Intenté con premura recalibrar mi cerebro lejos de la llamada evangélica que estaba escuchando de mi Maestro. Fracasé. Mi plétora de excusas me parecía válida. La jubilación apareció en la esquina cuando la vejez golpeó la puerta de mi cuerpo. Sin embargo, las palabras del sermón del Dr. Hawkins se arraigaron permanentemente en mi corazón: “Sal de tu zona de confort. Comparte el evangelio con aquellos que no han escuchado.”
Acurrucarme en mi zona de confort parecía satisfactorio para una mujer que ahora tiene el pelo blanco. Me encantaba enseñar la Biblia a los niños en la iglesia, pero la mayoría de mis alumnos venían de hogares donde se les había enseñado el Evangelio. Ahora adolescentes y niños que nunca habían escuchado el evangelio tiraban de las cuerdas de mi corazón.
Cuando pasé por los apartamentos destartalados cerca de mi casa en Dallas, me pregunté cuántos de los jóvenes que residían allí no tenían ni idea de la verdad acerca de nuestro Salvador. Después de luchar con almohada y conciencia varias noches, me rendí, catapultándome a los aspectos desconocidos del ministerio en los apartamentos.
En mi primer intento, solo habíamos cinco niños y yo debajo de un árbol — con el Espíritu Santo del Dios vivo. Antes de darme cuenta, veinte jóvenes vinieron a nuestro club bíblico. Un día decidí repartir invitaciones para el siguiente sábado a un club bíblico, con hot dogs y todos los adornos. Cuestioné mi cordura mientras repartía los volantes durante el calor del verano. Junio nos había presentado una temperatura a grados superiores a cien. Con el sudor que goteaba de mi frente y algunas invitaciones que me quedaban, decidí subir las escaleras donde creía que podrían vivir más estudiantes.
Cuando mis pies cansados llegaron a la cima, una mujer salió a mi encuentro. Estaba vestida con una larga prenda amarilla acentuada por un diseño geométrico negro. La encantadora dama comenzó a hablarme en un idioma que no entendía. A su vez, hablé con ella con mi acento tejano, que le era extraño. Abrió la puerta de su apartamento y me indicó que entrara. El aire fresco me dio la bienvenida. Esta mujer me regaló un vaso lleno de agua helada. Me lo tomé de un trago.

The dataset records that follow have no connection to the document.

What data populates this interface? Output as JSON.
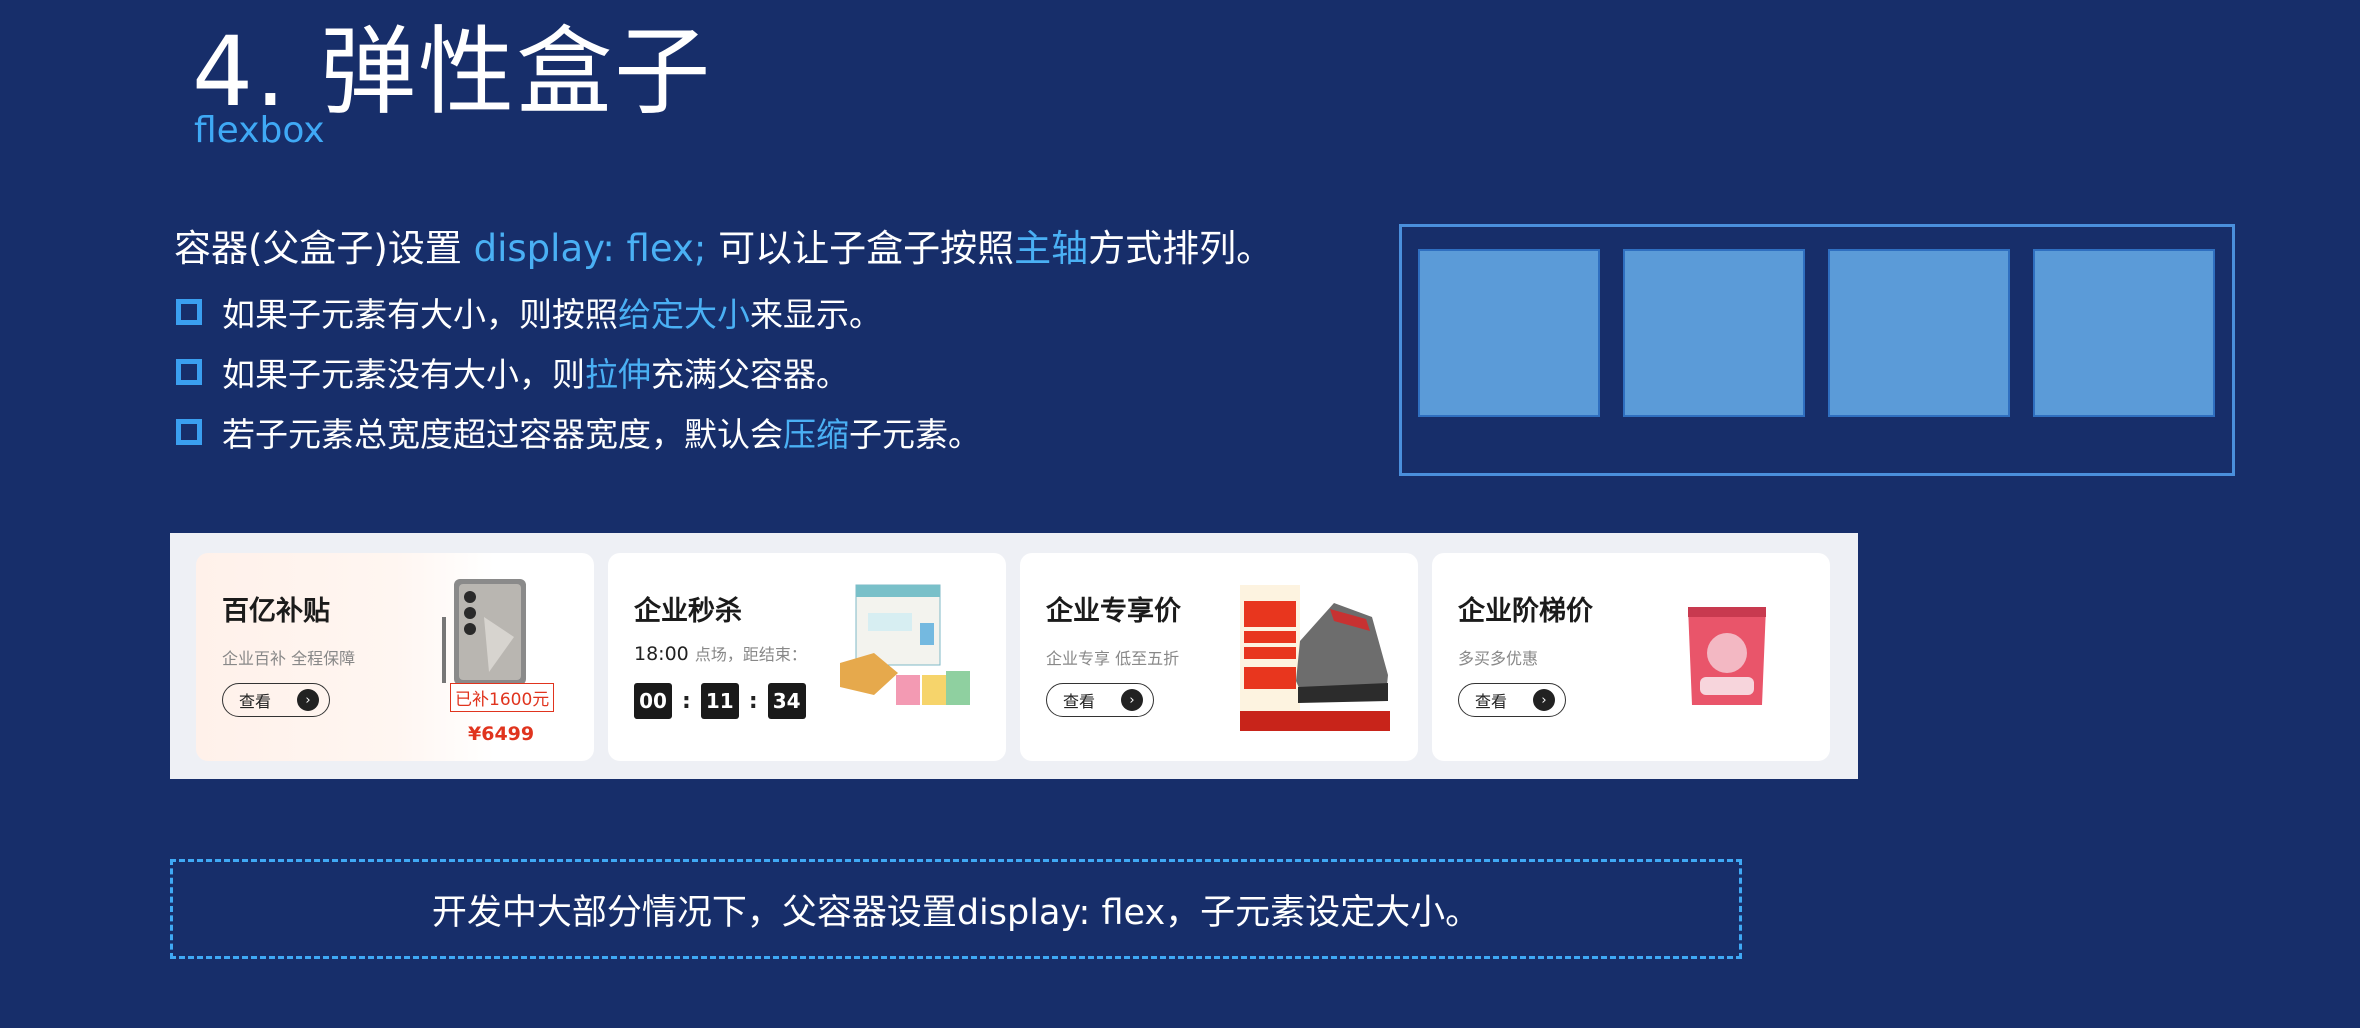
{
  "slide": {
    "title": "4. 弹性盒子",
    "subtitle": "flexbox"
  },
  "intro": {
    "part1": "容器(父盒子)设置 ",
    "code": "display: flex;",
    "part2": " 可以让子盒子按照",
    "highlight": "主轴",
    "part3": "方式排列。"
  },
  "bullets": [
    {
      "before": "如果子元素有大小，则按照",
      "highlight": "给定大小",
      "after": "来显示。"
    },
    {
      "before": "如果子元素没有大小，则",
      "highlight": "拉伸",
      "after": "充满父容器。"
    },
    {
      "before": "若子元素总宽度超过容器宽度，默认会",
      "highlight": "压缩",
      "after": "子元素。"
    }
  ],
  "cards": [
    {
      "title": "百亿补贴",
      "sub": "企业百补 全程保障",
      "button": "查看",
      "tag": "已补1600元",
      "price": "¥6499"
    },
    {
      "title": "企业秒杀",
      "time": "18:00",
      "time_suffix": "点场，距结束：",
      "timer": [
        "00",
        "11",
        "34"
      ]
    },
    {
      "title": "企业专享价",
      "sub": "企业专享 低至五折",
      "button": "查看"
    },
    {
      "title": "企业阶梯价",
      "sub": "多买多优惠",
      "button": "查看"
    }
  ],
  "note": "开发中大部分情况下，父容器设置display: flex，子元素设定大小。",
  "colors": {
    "background": "#172e6a",
    "accent": "#3fa9f5",
    "demo_box": "#5b9bd8",
    "price": "#e0341e"
  },
  "icons": [
    "square-bullet-icon",
    "chevron-right-icon"
  ]
}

A continuación, esta señora me tomó de la mano y me llevó a la pared de su sala de estar. Noté un calendario colgado allí que mostraba una gran imagen de Jesús en la cruz. Mientras me honraba con su sonrisa entrañable, señaló a Jesús y luego a su corazón. Ella repitió la acción. Luego señalé a Jesús en el calendario y a mi corazón dos veces.
Nos abrazamos Aquí estábamos, dos extrañas que no entendían las palabras que cada una hablaba y, sin embargo, compartimos un vínculo en nuestro amor por Jesús. Dejé su apartamento satisfecha con el agua fría que me dio y el mudo testimonio de su creencia en nuestro Salvador.
Hasta el día de hoy, los recuerdos de mi encuentro con esta creyente aún bendicen mi corazón. Luego me enteraría que ella y su familia habían escapado de un país donde los cristianos eran perseguidos. Sus hijos, que son creyentes fuertes, se convirtieron en estudiantes fieles en nuestro club de la Biblia y ayudantes en el trabajo. Como resultado, el Señor conquistó a cien niños y adolescentes en el complejo de apartamentos hacia Su reino cuando nacieron de nuevo.
Agradezco a Jesús por mi cita divina con una mujer que era una extraña para mí. Aprendí que los extraños se unen cuando tienen el Espíritu Santo en sus corazones.